What church do we attend after saying I do? Do you believe in tithes and offering? Do you believe in speaking in tongues? Do you believe in eternal salvation? How would you feel if God calls me to be a pastor? Are you up for complete submission to the church? Are you open to going to church more than once a week? Do you believe in submitting to spiritual fathers and mothers? 

Conflict management

When we experience conflict...Do we use swear words at each other? Do we yell at each other? Do we ask each other for space? Will someone have to sleep on the couch or in the guest room? Are we open to sharing our issues with a trusted spiritual leader? Do we agree to never go to bed without resolving our issues? Do we stop doing our responsibilities because of conflict? Are you open to seeing a counsellor or therapist?

Past trauma

This is a very sensitive space so please proceed with caution and non-judgemental energy. Were you sexually abused as a child or as an adult? Do you think you have healed completely? Would you be open to therapy to explore your past trauma? Were you physically abused as a child? Did anything ever happen to you that changed you or your outlook on life?

Divorce and Prenup

Do you believe in divorce? Do you believe that it's okay to leave for any reason? What realistically would cause you to leave the marriage? Do you believe in staying together forever? Do you believe in Prenups?  

Family expectations

What comes first, our new family or the extended family? How much do we give to the family monthly? How do we manage our parents when they are older? Do they move in with us or live in retirement homes?

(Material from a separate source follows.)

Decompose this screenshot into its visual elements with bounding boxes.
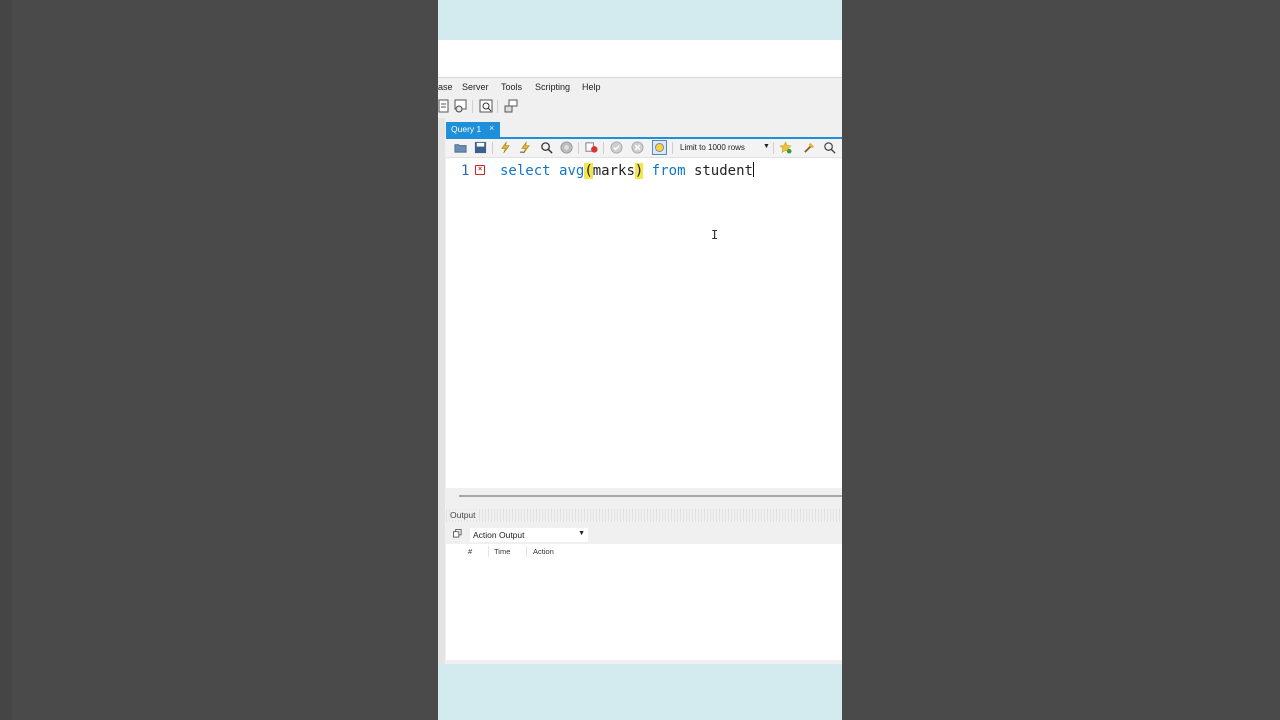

There are other things you should definitely bring up, this list is not exhaustible. I hope it helps your relationship to look beyond the loving feeling that leaves you intoxicated and talk about hard things. Love never fails for sure, so don't be afraid of the relationship ending because you bring this up.

As you converse about these things, know that people say stuff they don't mean sometimes. Be discerning. Ask it in natural conversations. Bring it up hypothetically in other conversations. I've heard of many stories where people said stuff and did the complete opposite in marriage. The most important thing is to lead in love, honesty and commitment. Honesty is so important! Don't answer with want you think they want to hear but the truth about your beliefs.  Marriage is a long-term commitment, you don't get to say "Peace, I'm out" when it gets hard (except cases of abuse of course).

Here is a caveat, things change and that's okay. A year down the marriage, your beliefs or agreements can change. It is important to make room for change and discuss it when it does happen. If you keep it to yourself, you would suffer and that's not God's plan for you. Talk about changes, make room for adjustments and continue the flow of things. 

I will leave this bible verse with you, I believe it is the backbone of love for us as believers.

1 Corinthians 13:4-8 (NIV) Love is patient, love is kind. It does not envy, it does not boast, it is not proud. 5 It does not dishonour others, it is not self-seeking, it is not easily angered, it keeps no record of wrongs. 6 Love does not delight in evil but rejoices with the truth. 7 It always protects, always trusts, always hopes, always perseveres.8 Love never fails.